Cloudron runs all apps and services in an internal network (not reachable from outside the server). This network address is hardcoded to 172.18.0.0/16. Some services like databases have static IPs to aid in connectivity from outside via a SSH tunnel. App addresses are dynamic.

Service IP
MongoDB 172.18.30.3
MySQL 172.18.30.1
PostgreSQL 172.18.30.2

Firewall

Blocklist

Using the blocklist configuration, one or more IP addresses and/or networks can be blocked from connecting to Cloudron. You can download various country based blocklists from www.ipdeny.com: IPv4 and IPv6.

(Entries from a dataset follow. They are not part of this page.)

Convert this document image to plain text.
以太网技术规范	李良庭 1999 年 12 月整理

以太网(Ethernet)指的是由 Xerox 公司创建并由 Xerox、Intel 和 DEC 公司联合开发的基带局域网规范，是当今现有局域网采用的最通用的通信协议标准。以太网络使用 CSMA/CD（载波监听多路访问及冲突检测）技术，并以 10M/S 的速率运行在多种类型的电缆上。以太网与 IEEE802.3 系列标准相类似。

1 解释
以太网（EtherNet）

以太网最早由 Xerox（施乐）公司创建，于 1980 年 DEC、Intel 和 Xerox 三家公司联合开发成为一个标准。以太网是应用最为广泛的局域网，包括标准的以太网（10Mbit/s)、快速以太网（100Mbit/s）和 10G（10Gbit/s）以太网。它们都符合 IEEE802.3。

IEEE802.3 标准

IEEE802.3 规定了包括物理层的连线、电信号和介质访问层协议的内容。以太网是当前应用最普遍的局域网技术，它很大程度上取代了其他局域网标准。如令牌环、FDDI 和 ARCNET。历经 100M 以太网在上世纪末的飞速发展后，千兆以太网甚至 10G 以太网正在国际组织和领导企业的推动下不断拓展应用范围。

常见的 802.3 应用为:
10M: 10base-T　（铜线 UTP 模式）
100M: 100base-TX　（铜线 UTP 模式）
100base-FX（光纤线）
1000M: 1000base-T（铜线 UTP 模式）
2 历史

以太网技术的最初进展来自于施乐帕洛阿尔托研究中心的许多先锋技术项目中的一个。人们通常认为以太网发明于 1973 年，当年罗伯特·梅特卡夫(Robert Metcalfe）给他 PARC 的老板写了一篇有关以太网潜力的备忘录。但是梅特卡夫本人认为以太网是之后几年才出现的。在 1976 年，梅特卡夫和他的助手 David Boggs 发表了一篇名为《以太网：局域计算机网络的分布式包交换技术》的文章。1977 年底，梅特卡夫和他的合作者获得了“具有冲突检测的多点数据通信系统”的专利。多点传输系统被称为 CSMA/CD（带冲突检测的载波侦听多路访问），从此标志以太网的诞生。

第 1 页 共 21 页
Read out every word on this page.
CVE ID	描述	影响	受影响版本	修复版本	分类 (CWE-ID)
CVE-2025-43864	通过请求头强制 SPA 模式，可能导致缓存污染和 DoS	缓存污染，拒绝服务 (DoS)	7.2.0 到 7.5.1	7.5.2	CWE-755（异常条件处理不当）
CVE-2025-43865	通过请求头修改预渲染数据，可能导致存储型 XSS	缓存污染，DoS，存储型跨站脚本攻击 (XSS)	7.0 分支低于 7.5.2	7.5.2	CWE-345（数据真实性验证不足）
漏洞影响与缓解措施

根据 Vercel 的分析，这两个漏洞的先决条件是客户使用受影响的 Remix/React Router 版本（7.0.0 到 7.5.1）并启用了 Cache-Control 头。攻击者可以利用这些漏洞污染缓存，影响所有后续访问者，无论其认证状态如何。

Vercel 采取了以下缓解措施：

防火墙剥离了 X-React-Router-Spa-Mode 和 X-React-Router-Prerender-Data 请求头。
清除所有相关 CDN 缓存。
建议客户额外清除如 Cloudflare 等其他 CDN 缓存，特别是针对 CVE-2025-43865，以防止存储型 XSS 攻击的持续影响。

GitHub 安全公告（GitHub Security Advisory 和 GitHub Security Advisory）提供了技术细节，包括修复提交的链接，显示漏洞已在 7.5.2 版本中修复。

You can also add in comments to the line items as needed, but comments must remain on their own line, something similar to:

# spammy IP
111.111.111.111

Do not lock yourself out

Be careful about what IP addresses you block. If you lock yourself out, you must get Console access to the server, remove the file /home/yellowtent/platformdata/firewall/blocklist.txt and reboot the server.

Whitelist ports

Cloudron does not support installing additional packages or running other services on the server. With that warning out of the way, you can configure the firewall to permit additional (incoming) TCP and UDP ports. For this, edit the the file /home/yellowtent/platformdata/firewall/ports.json (create this file if it does not exist and change the owner to the user yellowtent).

{
    "allowed_tcp_ports": [ 2140, 3540 ],
    "allowed_udp_ports": [ ]
}

Restart the firewall to apply the configuration:

systemctl restart cloudron-firewall

Trusted IPs

When Cloudron is behind a HTTP(S) proxy, you can set the IP address(es) of the proxy as trusted. Doing so will make sure Cloudron trusts the values of various HTTP headers in the request. For example, it can pick up the original client IP address from X-Forwarded-For header and use it in logs and email notifications.

Cloudflare

When Cloudron is behind Cloudflare, you can use the IP list from here.